Sprężyn nie można skrócić, jednak w wielu wypadkach wysokość zawieszenia można korygować podkładkami gumowymi, które muszą być zamontowane pomiędzy sprężyną a nadwoziem i występują np. w trzech grubościach. A zatem zawieszenie można w prosty sposób i podwyższyć, i obniżyć.

Trzeba też zdawać sobie sprawę, że wysokość przedniego zawieszenia ma wpływ na wysokość tylnego i odwrotnie – jeśli przód za bardzo pójdzie w górę, to tył może jeszcze bardziej opaść; jeśli tył w takiej sytuacji nieco podniesiemy, to być może zawieszenie wyrówna się, uzyska spójny wygląd. Spójność, czy też po prostu równe ustawienie samochodu jest ważniejsze niż to, czy stoi o centymetr wyżej lub niżej niż wtedy, gdy opuszczał fabrykę. Jeśli samochód stoi prosto, nie zauważymy minimalnej zmiany wysokości, zresztą uzyskanie ideału (co nim jest?) czasami wymaga nieracjonalnego nakładu pracy i kosztów.

Czasem istotne jest dostosowanie wysokości zawieszenia do naszych potrzeb. Jeśli np. mamy kombi, którym regularnie wozimy ciężkie rzeczy, warto zastosować wzmocnione sprężyny tylnego zawieszenia, które z reguły są też minimalnie wyższe. Jeśli np. na drodze dojazdowej do domu mamy jakąś nieprzyjemną nierówność, np. śpiącego policjanta, i zdarza nam się zawadzić osłoną silnika o tę nierówność, warto rozważyć minimalne podniesienie i tyłu, i przodu auta.

A bywa i tak, że właściciel chce mieć samochód obniżony, bo mu się tak podoba – z pewnością można to osiągnąć.

Trzeba jednak wiedzieć, że o ile niewielka zmiana w wysokości zawieszenia w nieznaczny sposób wpływa na zachowanie samochodu na drodze, to już znaczna zmiana, taka, która jest niemal od razu zauważalna, może sprawić, że auto będzie się gorzej prowadzić albo będzie mniej komfortowe. Prawie nie zdarza się, by samochód po istotnej modyfikacji zawieszenia jednocześnie lepiej się prowadził i był bardziej komfortowy niż na zawieszeniu seryjnym – albo, albo.
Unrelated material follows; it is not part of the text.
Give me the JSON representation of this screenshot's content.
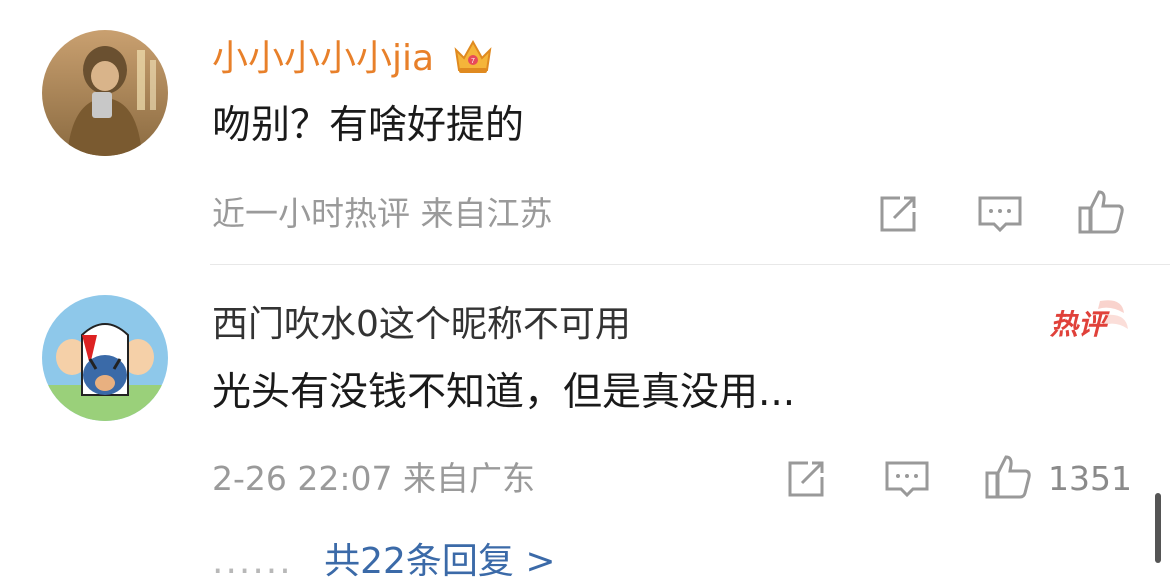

Zdarza się, że po wymianie sprężyn samochód stoi za wysoko i nie da się tego skorygować podkładkami. Dzieje się to albo w wyniku złego doboru sprężyn, albo z powodu ich nieodpowiedniej jakości, albo dlatego, że dany model występował seryjnie w bardzo wielu wersjach, miał twardość sprężyn dostosowaną do każdej z wersji silnikowych (chodzi o różną masę zespołu napędowego), zaś producenci zamienników nie produkują do tego samochodu np. ośmiu rodzajów sprężyn, tylko dwa albo trzy – np. do diesla i do benzyniaka. W takiej sytuacji trzeba się na coś zdecydować: albo zakładamy tanie zamienniki licząc się z tym, że nie będą idealnie dobrane do samochodu, albo kupujemy sprężyny oryginalne, które kosztują dużo więcej.